Paulo Freire, uma ameaça ao autoritarismo

Por Sérgio Haddad
Orelha de Inquérito Paulo Freire


Sessenta anos depois do golpe de 1964, Inquérito Paulo Freire recupera os dois interrogatórios a que o educador foi submetido pelo tenente-coronel Hélio Ibiapina Lima durante o período em que esteve encarcerado no Recife, entre junho e setembro daquele mesmo ano. As transcrições são acompanhadas por apresentação e notas da historiadora Joana Salém Vasconcelos, além de uma entrevista com Dimas Brasileiro Veras, que relaciona a prisão de Paulo Freire com o momento vivido na época em Pernambuco. Trata-se de um livro relevante e oportuno para o tempo presente, uma vez que relembra as inúmeras violações de direitos humanos praticadas pelos agentes da ditadura justamente quando voltamos a conviver com intentonas golpistas civis e militares.

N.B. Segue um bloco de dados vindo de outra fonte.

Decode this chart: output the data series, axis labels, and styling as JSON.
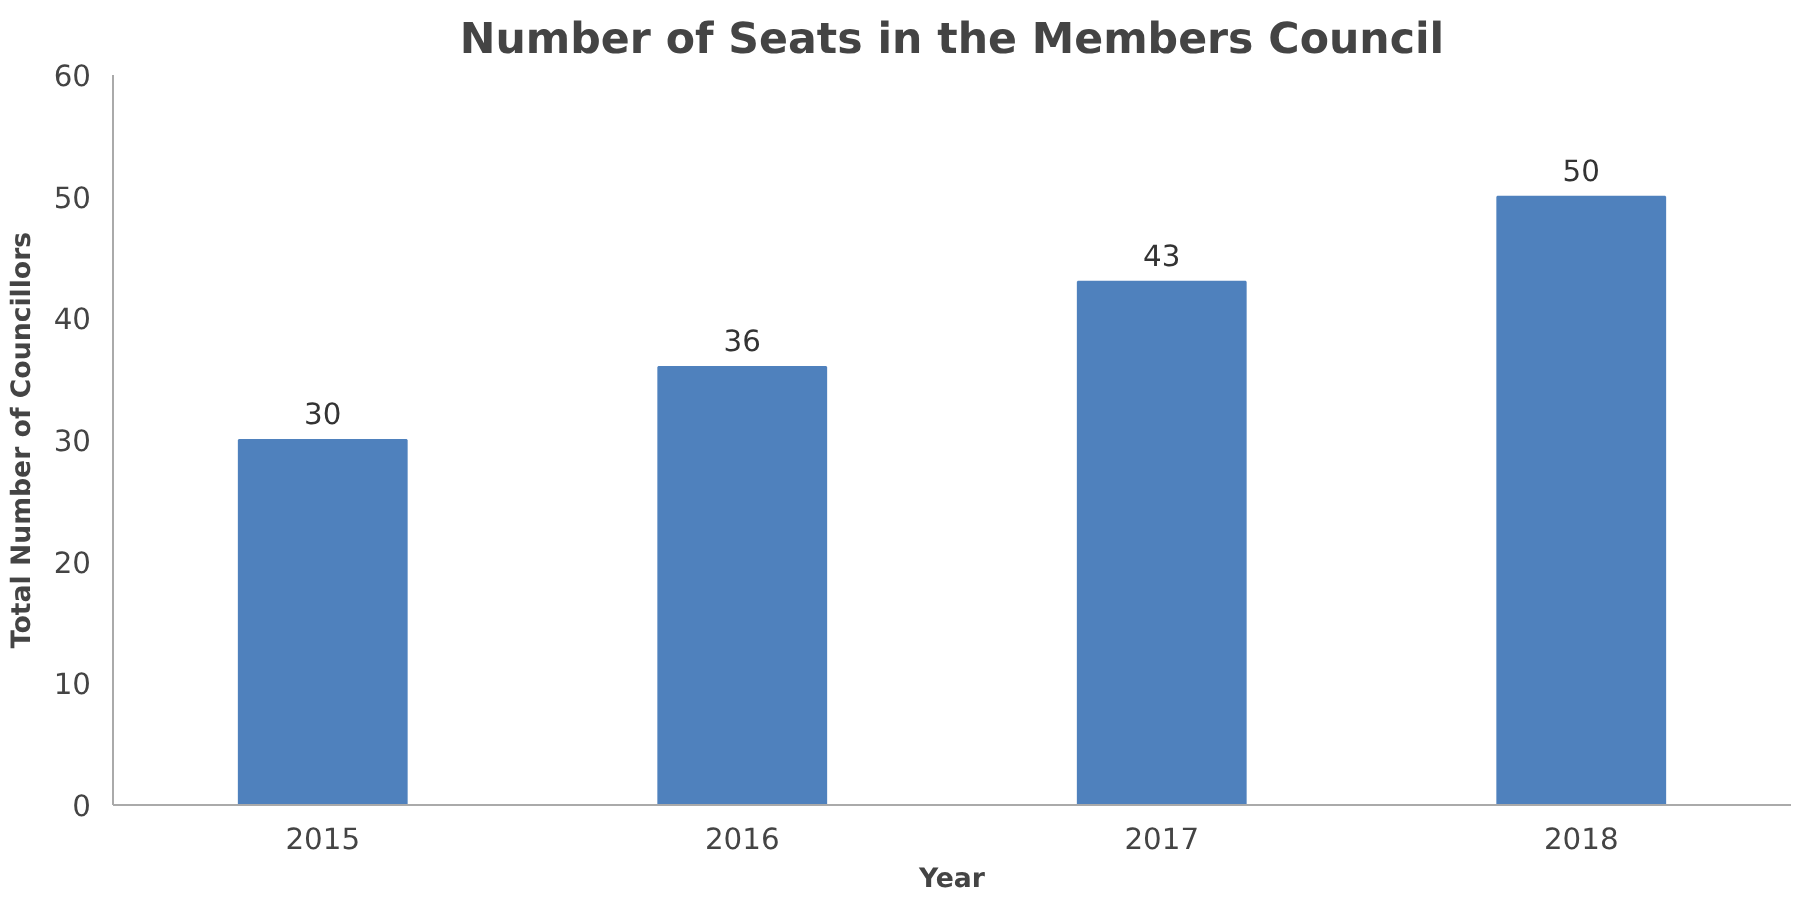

Por qual motivo, afinal, um educador preocupado em ensinar trabalhadores a ler e a escrever num período em que o país mantinha altas taxas de analfabetismo foi um dos primeiros a serem presos e interrogados pelo Exército? Seria por que, no Brasil daquela época, onde analfabetos não podiam votar, a campanha nacional idealizada pelo educador desestabilizaria os tradicionais currais eleitorais brasileiros? Talvez. A questão, porém, é que a proposta de Paulo Freire buscava alfabetizar enquanto discutia os problemas do povo com o povo, convocando à participação como forma de superá-los. Uma ampla campanha nesses moldes era um chamado à cidadania dos mais pobres e uma ameaça aos donos do poder — assim como é hoje e será amanhã, enquanto houver tamanha desigualdade.

Daí que conservadores e golpistas continuem perseguindo Paulo Freire. Nestes últimos anos de avanço do autoritarismo no Brasil, impulsionado pelo bolsonarismo, a difamação contra sua figura atingiu novos níveis, inclusive com propostas para que se lhe retire o título de Patrono da Educação Brasileira. Como se pouco ou nada tivesse mudado, os interrogatórios e os textos deste livro revelam que os velhos argumentos empregados pelos arautos do conservadorismo para criminalizar o educador continuam em voga.

Paulo Freire saiu para o exílio em 1964, retornou em 1980. Suas ideias ganharam o mundo, fazendo dele um dos intelectuais mais respeitados no campo das ciências sociais. Morreu em 1997, sem nunca deixar dúvidas de que tinha lado: o dos oprimidos.

 

Sérgio Haddad é doutor em história e filosofia da educação pela Universidade de São Paulo e autor de O educador: um perfil de Paulo Freire (Todavia, 2019).